Platypus 05.18.05 at 8:01 pm

It may sound like an unusually long road to tenure but it’s a standard Yale tenure track position. First review at three years. Promotion to term associate prof (no tenure) by the end of the sixth year and promotion to associate prof without term (i.e., with tenure) no later than the tenth year. Promotion to full prof comes later and the odds of success are long.

12

Dustin 05.18.05 at 9:00 pm

non-tenure track faculty are fighting for the right “to be fired, but only with just cause.”

As I said in my response to one of the comments at Savage Minds, the current state of affairs leaves us in “the unenviable position of defending the already-unfavorable lines drawn in the ‘70s” — that is, to defend our right to academic freedom in the classroom as long as we don’t toe the line outside of the classroom. The “right to be fired” follows directly from our defense of what is, ultiamtely, an untenable position — academics struggling to defend a position in which administrative and state power are a little bit less arbitrary and stultifying. “Sneaky Pete” Bourdieu might have a little something to say about that, too…

13

Jephary 05.18.05 at 9:06 pm

I’m not sure if this has been discussed before, but consider another not so recent firing – Dr. Tom Butler, dumped after voluntarily following safety guidlines.

See:

http://www.villagevoice.com/news/0520,mondo1,64032,6.html

14

Henry 05.18.05 at 9:06 pm

bq. What would Sneaky Pete Bourdieu have to say about this?

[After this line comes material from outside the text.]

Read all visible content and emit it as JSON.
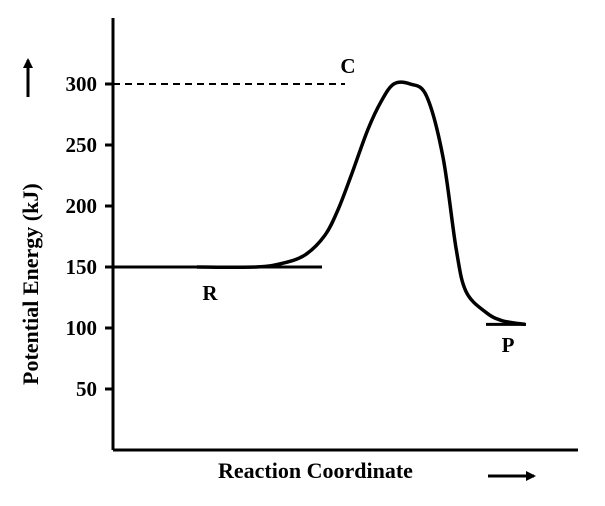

That I’ve been spending the last few days grading papers and haven’t had time to check it out? Seriously – I’m happy to receive suggestions for posts, but please don’t imagine that I’m under any obligation either to take up the suggestion or to post according to your preferred timetable. Not how it works.

15

jacob 05.18.05 at 10:12 pm

Skippy-

It’s just the weird Yale process. “Tenure track” doesn’t exist there; rather, people are “ladder faculty.” After three years or so at the assistant level, faculty are reviewed. Then a few years after that, if they’re still around, they get reviewed again, at which most of them become “term associates,” which is to say untenured associates. Then they have to find a new job, because next to no one is ever tenured from the ranks at Yale. (I hear this is getting better in the past two or three years or so, and I see in my old department, history, there have been more promotions to tenure than there used to be.) What happened to Graeber is that he failed the second review to become an untenured associate. This is basically unheard-of, unless there’s a problem with their scholarly productivity–which I gather for Graeber isn’t the case.

16

skippy 05.18.05 at 10:22 pm

thanks for the clarification jacob.

I guess it makes sense that Yale had to mimic Harvard’s nonsensical junior faculty policies (or maybe it was the other way around?).

17

Matt 05.19.05 at 7:44 am

When I was at Yale (many years ago) the ‘equal opportunity’ policy was that junior faculty had as equal an opportunity for senior faculty positions as anyone else…

18

Michael H. 05.19.05 at 7:59 am

We don’t want to be married to people who don’t like us and we don’t want to work for people who don’t like us. If Yale doesn’t like David Graeber, it’s time to move on. Tenure or no tenure, there’s no point in working for people who don’t value you the way you are.

19

freddie lapides 05.19.05 at 8:59 am

“don’t mourn for me, boys. Organize.”

20

yusifu 05.19.05 at 10:59 am

The little bits I’ve heard from private sources tend to confirm David G.’s account of what happened. To my mind there’s no question that his scholarship is some of the best coming out of that department, and his collegiality was one of the few saving graces in my own miserable stint (in a different department) some years ago.

21

Abby 05.19.05 at 11:30 am

That’s really interesting about Yale’s tenure policy. I thought that they were better than Harvard.

Does anyone know why the exceptions to this general rule tend to be economists who are often tenured at an astonishingly young age, e.g. Jeff Sachs, Greg Mankiw.